草原に光の柱が降り立ち、ティンが現れた。周囲を確認すると人の集落が目に入ってくる。そこが目的地なのかとティンはそちらへと向かって行く。村の中は今まで彼女が立ち寄ったものと特に変わりなく、静かな様子だ。ティンは一先ずと言った感じで宿屋に向かい、途中で書類に目を通す。
(此処で一人回収、女性っと)
そう思うと書類をしまって宿屋を覗く。その内装は以前と見たものと何一つ変わってない事に少し驚いた。作った人が同じなのか偶然なのか、違いと言えばカウンターに立っている人間くらいか。
「なんだい、泊まりか?」
「あー、いえ。イヴァーライルなんですけど……」
「おー聞いてる聞いてる、あんたか。んじゃ、ほい」
そう言って宿屋のおじさんはすっと手を突き出す。それを見てティンは。
「えっと、何?」
「金。引き取り料」
言われてティンは資金が居る理由と言うものに漸く気付いた。なるほどと思ってティンは荷物から資金を探してふと疑問。
「お幾らですか?」
「迷惑代しめて……こんぐらいだな」
そう言っておじさんはメモに数字を書いて引き渡す。ティンはカバンの中から指定された金額を差し出すと代わりと言わんばかりに電話をかける。
「おはよー……御座います」
「全く、今時の若い娘が宿屋に寄生とか世も末なこった」
「あー、えー……んーと……魔導師の、募集でしたっけ? 宜しくふあっあー……」
寝惚け眼を擦りながら降りてきた女性は大きな欠伸をしながらティンに挨拶をする。
「ず、随分大きい欠伸だね」
「あー、今何時……?」
「10時半だけど」
「あー……うー……3時間は寝たのか……顔洗って……ロードワーク……」
「あいや一緒に来てって。ほらちゃんと起きてって!」
ティンは言いながら女魔導師の頬を何度も叩き、女魔導師はそんなティンを振りほどくとフラフラとトイレに向かった。
「寝ないでよー! もー一緒にきてって言ってるでしょう!?」
「……かくー……」
「寝、る、なああああああああああ!」
ガクンガクンとティンは両肩を掴んで彼女を揺らすが特に効果があるようには見えず、もう一度頬を叩こうとするとフラフラと立ち上がってトイレに入り込んだ。
暫くするとずぶ濡れの顔をぬっと突き出し。
「一先ず、出ましょう。

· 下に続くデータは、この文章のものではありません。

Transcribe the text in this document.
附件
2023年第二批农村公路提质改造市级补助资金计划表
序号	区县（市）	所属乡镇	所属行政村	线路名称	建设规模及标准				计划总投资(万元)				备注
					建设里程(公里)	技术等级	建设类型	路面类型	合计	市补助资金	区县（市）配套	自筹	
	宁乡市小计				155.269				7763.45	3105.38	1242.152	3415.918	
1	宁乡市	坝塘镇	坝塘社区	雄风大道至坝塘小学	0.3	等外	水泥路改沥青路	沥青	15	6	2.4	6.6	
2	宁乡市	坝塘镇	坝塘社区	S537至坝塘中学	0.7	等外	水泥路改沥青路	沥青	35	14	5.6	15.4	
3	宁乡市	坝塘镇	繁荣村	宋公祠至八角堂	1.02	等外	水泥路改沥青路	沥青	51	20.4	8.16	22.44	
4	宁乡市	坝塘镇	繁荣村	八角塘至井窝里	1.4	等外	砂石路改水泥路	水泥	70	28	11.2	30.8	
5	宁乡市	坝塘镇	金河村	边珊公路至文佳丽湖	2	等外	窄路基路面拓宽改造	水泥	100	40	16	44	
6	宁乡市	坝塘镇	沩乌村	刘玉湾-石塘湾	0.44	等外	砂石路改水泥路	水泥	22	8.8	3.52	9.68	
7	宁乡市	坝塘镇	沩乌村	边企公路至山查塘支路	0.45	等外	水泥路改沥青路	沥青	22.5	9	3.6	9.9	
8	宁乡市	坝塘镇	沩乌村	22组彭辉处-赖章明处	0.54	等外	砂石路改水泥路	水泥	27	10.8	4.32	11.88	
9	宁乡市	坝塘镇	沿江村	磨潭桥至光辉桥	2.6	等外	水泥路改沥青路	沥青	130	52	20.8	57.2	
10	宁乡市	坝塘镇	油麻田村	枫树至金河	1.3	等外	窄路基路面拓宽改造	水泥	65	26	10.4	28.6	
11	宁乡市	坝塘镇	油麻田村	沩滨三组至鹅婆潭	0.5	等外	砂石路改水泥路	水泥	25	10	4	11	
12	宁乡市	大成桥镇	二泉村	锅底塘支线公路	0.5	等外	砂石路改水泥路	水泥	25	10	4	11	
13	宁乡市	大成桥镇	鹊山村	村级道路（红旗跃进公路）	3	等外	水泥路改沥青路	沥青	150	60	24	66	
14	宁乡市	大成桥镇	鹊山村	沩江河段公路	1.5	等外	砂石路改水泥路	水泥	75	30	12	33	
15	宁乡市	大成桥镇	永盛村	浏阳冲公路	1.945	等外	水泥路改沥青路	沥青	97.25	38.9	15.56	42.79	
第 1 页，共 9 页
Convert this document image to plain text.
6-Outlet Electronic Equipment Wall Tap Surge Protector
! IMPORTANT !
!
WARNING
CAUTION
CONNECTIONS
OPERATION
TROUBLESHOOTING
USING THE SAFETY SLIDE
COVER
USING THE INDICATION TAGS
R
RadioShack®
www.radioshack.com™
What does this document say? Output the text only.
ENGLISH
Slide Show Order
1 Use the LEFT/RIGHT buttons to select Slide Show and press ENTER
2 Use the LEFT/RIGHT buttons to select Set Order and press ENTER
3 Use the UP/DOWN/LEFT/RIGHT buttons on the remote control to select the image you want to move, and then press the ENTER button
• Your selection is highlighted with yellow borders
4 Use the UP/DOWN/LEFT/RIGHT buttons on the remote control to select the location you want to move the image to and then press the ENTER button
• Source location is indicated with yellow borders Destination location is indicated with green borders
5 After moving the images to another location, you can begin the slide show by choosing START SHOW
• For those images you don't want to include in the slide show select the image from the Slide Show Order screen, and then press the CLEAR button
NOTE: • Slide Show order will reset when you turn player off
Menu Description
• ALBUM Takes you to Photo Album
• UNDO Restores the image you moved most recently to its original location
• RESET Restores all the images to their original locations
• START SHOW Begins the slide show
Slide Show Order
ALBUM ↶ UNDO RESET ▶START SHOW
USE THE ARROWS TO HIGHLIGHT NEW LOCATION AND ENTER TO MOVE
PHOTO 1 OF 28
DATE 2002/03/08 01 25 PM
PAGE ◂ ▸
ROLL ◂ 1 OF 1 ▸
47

おじさん、今まで有難う御座いました」
そう言ってぺこりと頭を下げた。先程までの眠気眼とは打って変わったキリッとした表情にティンが思わず感心する。
(へー、こういう顔も出来るんだ……いや、寧ろこれが素顔かな)
ティンは顔をあげた彼女をよく見る。山吹色のセミロングの髪、冒険者と言った感じの丈夫そうなコート姿、平凡だが砂埃まみれの体から清楚なイメージさえ湧き出る女性、という印象だ。
ティンと女魔道士は一緒に外に出るとコートの裾で濡れた顔を吹き始める。
「すいません。昨日……と言うか数時間前まで魔法の研究をしてたので……あの、移動は徒歩ですか?」
「ううん、眠そうだから一旦ホテルに送るよ」
「お願いします……」
んじゃ、また。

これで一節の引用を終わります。